Variations of the word “innovate” appear 10 times in the Wikipedia entry for Steve Jobs, which also includes an Innovations section with nine subsections. As Walter Isaacson, who authored the definitive biography of Jobs and also wrote about him in his best-selling book, The Innovators, told Salon in 2014, the word has been so overused that “it’s been drained of much of its meaning.”
Quebec-born, Paris-based author Éric Plamondon’s Hungary-Hollywood Express opens with an epigraph from Jobs. However, it is difficult to ascertain what aspects of the novel make it (according to the publisher) “a shining example of a new generation of Québécois literary innovation.” Comprising 90 very brief chapters ostensibly organized around the life and times of Johnny Weissmuller, the Hungarian-American Olympic swimmer best known for playing Tarzan on the silver screen, Express is the first novel in a trilogy whose second and third instalments focus, respectively, on the writer Richard Brautigan, and, yes, Steve Jobs.
However, Express isn’t about Weissmuller. This is in part because it’s actually about a fictional middle-aged French Canadian, Gabriel Rivages, who becomes obsessed with Weissmuller, but also because many chapters have little discernible connection to either subject. A four-page list of everything an unspecified speaker sees in present-day New York City precedes a pseudo-haiku about a paper jam; a micro-biography of Tarzan author Edgar Rice Burroughs is followed inexplicably by a childhood story about Plamondon listening to the Beatles with his cousin, Luc.

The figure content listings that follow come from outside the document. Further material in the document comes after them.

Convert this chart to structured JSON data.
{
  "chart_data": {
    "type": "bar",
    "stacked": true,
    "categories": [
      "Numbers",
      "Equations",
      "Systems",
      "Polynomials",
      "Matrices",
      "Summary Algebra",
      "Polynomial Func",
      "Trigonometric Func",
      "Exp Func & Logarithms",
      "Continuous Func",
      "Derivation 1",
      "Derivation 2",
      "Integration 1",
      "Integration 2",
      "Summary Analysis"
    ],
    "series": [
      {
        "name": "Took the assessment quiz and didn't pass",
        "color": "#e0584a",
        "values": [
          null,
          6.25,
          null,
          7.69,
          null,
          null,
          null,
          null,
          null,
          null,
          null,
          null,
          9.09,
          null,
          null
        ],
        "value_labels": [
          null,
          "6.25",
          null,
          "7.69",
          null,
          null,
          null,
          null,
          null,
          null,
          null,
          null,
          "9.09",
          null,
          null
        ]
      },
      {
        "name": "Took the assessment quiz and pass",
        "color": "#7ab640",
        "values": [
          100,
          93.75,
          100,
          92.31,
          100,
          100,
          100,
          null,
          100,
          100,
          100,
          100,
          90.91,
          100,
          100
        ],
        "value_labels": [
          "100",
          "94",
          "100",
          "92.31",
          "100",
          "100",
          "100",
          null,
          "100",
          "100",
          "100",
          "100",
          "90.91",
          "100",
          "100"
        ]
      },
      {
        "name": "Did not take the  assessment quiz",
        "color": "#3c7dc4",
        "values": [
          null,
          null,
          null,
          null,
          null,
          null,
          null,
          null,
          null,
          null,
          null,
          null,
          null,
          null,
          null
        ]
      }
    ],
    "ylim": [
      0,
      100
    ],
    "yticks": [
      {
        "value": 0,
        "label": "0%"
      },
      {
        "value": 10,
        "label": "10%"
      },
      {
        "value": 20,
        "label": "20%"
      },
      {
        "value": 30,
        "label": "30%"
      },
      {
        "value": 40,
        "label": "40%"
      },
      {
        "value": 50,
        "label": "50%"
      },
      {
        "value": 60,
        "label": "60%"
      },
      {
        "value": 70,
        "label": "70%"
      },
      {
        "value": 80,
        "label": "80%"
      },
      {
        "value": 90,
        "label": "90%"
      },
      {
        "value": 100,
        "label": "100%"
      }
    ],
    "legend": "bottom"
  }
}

Of course, this is the point: the only way to appreciate Express’s most frustrating qualities is to read them as an eschewal of conventions like linearity, plot, or character development meant to dissolve Weissmuller and Rivages into a conceptual statement on the futile search for meaning among raw data. However, this approach is undermined by the fact that there is nothing new about Plamondon’s stylistic choices, and also by his failure to develop any through line – narrative or conceptual – beyond a superficial level.
The only constant in Express is a tone of self-assured subversiveness that falls somewhere between a Michael Moore film and Adbusters. In one chapter, the narrator recounts being thrown to the ground by aggressive guards soon after landing at J.F.K. airport, then lists the unalienable rights guaranteed by the Declaration of Independence, and ends on a note of heavy-handed irony: “Welcome to America.” Much like its “innovative” aesthetics, the politics of Express are played out.
By contrast, Montreal author David Clerson’s novel, Brothers, reads like an ancient story about the future. In breathless, sensory prose, two nameless brothers roam the dreary hills and marshes around their clapboard house, salvaging whatever washes up from the dark and menacing ocean.
Aside from the tidewrack they recover and sometimes trade for food in town, the brothers know only what their aging mother tells them: that their “dog of a father” – a literal dog – washed up one day and is now gone; that the ocean from which he came is full of unfathomable dangers; that after giving birth to the older brother, their mother shaped the younger one from his severed left arm, which is why both boys are disfigured. When their fishing line pulls up a dead dog, the brothers interpret this as a call to set out on a makeshift boat in search of their father.
Clerson marries the deadpan tone of magical realism with the repetitive, incantatory quality of oral storytelling. Certain phrases – like “dog of a father” – appear again and again, and some narrative details change with each retelling.
Aspects of the landscape simultaneously evoke a fabled past and a dystopian future; the creatures purportedly living in the ocean include turtles with shells the size of islands, which echoes similar imagery in Hindu and various American indigenous mythologies, and two-headed fish, which, along with the boys’ own disfigurements, suggest a post-industrial, post-nuclear environment.
While the brothers can feel like composites of familiar protagonists (Adam, Oedipus, Odysseus), the stripped-down quality of the prose keeps the novel’s connotative heft from becoming too cumbersome. Clerson’s sparing use of pronouns foregrounds the concrete differences between places and characters. The first major change of setting, for instance, is marked halfway through the book by the first explicit mention of the colour yellow.
By using timeless techniques to distill various traditions into a singular, satisfying story, Brothers offers a genuine example of literary innovation.